And then we went home.
As we walked down a side street I saw the loveliest white house on a hill and realized it stood only a few blocks from aunt’s. I asked what it was, and found it was the Jumel Mansion.
Some of the things had reached home before we had--those that we bought first--and it was while I was standing and gazing rapturously at that pink dress that I saw the note.
It was scrawled on my telephone pad, and it said: “Do not wear the Jumel bracelet to-day. It is my wish that you do not.--E.J.” I read it two or three times and then I went to the drawing-room. Jane was dusting, and I asked her what I wanted to know.
“Jane,” I said, “what was Madam Jumel’s first name?”
“I can’t say, miss,” she replied, “but if she is important, you’ll find her in the New York Guide, perhaps.”
I thanked her and went to look it up. And I found that Madam Jumel’s name was Eliza. . . . Well, I’d heard of spirits writing, but I hadn’t believed it before; and I really didn’t believe it then; I thought it was a joke. But I decided I would go over to the Jumel Mansion for a few moments if my aunt would let me. I felt as if I must. So I asked her, and she said I might--for “just a little while.” . . . I put on my new suit and the tam (which I had worn home), defiantly clasped that bracelet around my arm, and started.
And when I got there I found that it was open and that anyone might go in, so I did, and I did enjoy it! . . . In the first place, it is a lovely old house, and it has in it everything in the way of interesting relics that you can imagine. It was Washington’s headquarters for more than a month during the Revolution, and the room where he slept especially interested me. It proved to me that good deeds don’t die. For Washington, who did lots of them, is remembered because he always did his best and was upright and fine and true. And now--every little thing that he even touched is kept and treasured. I stood looking at the Washington relics for a long time, and then one of the curators asked me whether I would like to see the door through which the Indian braves came to pledge allegiance to Washington, and I said I would. So he showed it to me.

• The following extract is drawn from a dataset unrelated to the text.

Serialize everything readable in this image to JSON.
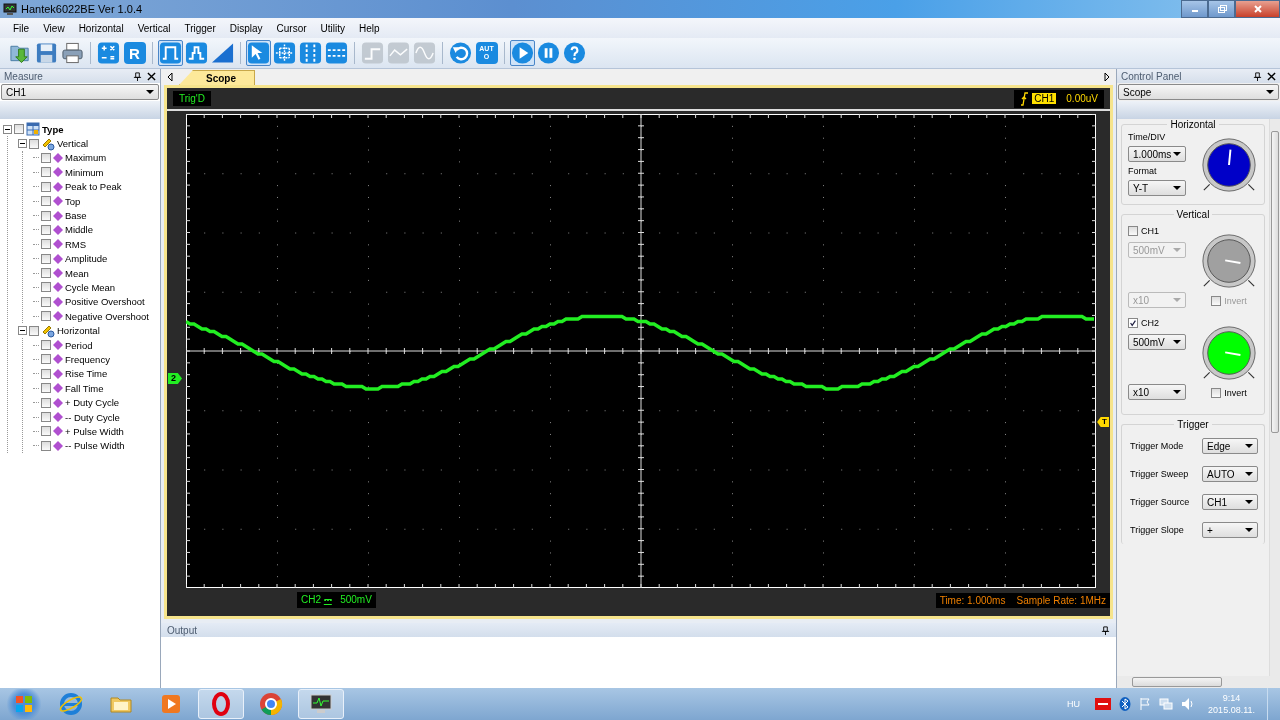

“Through this,” he said, “they trooped in; soft-footed, I suppose they were, since they all wore moccasins; and they carried laurel branches as an outward sign of the tune of their spirits.”
And then he told me that the British occupied the house later--they captured it November 16, 1776, to be exact--but he said there was no soft-footed approach with them. He said they were a noisy crowd who liked their ale.